Origins of the word 'flamenco'

Another of the aspects that makes this art a true mystery radicates in defining the exact origins of the term 'flamenco'. There are multiple theories about the genesis of this word, although perhaps the widest is that defended by Blas Infante in his book "Orígenes de lo flamenco". According to the father of the autonomy of the region of Andalucia, the word "flamenco" was derived from the Arabic term "Felah-Mengus", which together mean "wandering country person".

A curious theory which ended up having a lot of followers, was that which affirmed that flamenco was the name of a knife. Not in vain, in the 'sainete' "El Soldado Fanfarrón", written by González del Castillo in the XVIII century, it can be read: "The soldier, who took out for my husband, a flamenco". In another 'copla' collected by Rodríguez Marín says: "if they smoke my fish/ and unsheathed the flamenco/ with forty stabs they would finish the story" However, this hypotheses has not managed to transcend, as in its day neither did that which declared that the name was owed to the bird called flamenco. The authority on this subject is also Rodríguez Marín, who justified the idea argumenting that the singers performed dressed in a short jacket were tall and had uneven waists, and looked like the wading bird of the same name.Sainetes Juan Gonzalez del Castillo

Like the previous theory, it is also corroborates the theory led by experts such as Hipólito Rossy or Carlos Almendro, in which it can be affirmed that the word flamenco is due to the polyphonic music in Spain during the XVI century which grew in the Netherlands, that is to say, with the old Flanders. This theory was also defended, although with certain subtle differences, by the romantic traveller George Borrow and by Hugo Schuchard, amongst others. According to these writers, in the past it was believed that gypsies were of Germanic origins, which explains why they would be called flamencos.

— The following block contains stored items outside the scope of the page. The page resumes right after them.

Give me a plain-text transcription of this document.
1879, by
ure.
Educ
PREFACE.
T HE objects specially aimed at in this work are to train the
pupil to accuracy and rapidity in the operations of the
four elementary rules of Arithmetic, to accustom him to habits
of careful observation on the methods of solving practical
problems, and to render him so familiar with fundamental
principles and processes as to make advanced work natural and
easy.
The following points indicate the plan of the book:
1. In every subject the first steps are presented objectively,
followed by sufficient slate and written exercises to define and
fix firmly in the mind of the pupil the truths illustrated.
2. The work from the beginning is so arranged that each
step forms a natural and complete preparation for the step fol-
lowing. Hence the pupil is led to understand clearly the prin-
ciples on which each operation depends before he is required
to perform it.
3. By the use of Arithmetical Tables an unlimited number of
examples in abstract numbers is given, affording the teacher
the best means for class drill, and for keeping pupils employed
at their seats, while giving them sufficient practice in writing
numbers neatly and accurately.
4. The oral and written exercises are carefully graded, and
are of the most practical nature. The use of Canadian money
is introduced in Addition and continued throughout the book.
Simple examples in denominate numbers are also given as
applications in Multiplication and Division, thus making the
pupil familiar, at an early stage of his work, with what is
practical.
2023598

Finally there are two other less compromising hypothesis, but quite interesting. Antonio Machado and Álvarez, Demófilo, said that "gypsies call people from Andalucia 'gauchós' and they call gypsies 'flamencos'", without us having any idea for the reasoning behind this denomination. Manuel García Matos affirms: "Flamenco comes from the slang used at the end of the XVIII century and beginning of the XIX to catalogue all that means: ostentatious, pretentious or flashy or, as we could determine in a generically Andalucían form, "echao p'alante" (forward).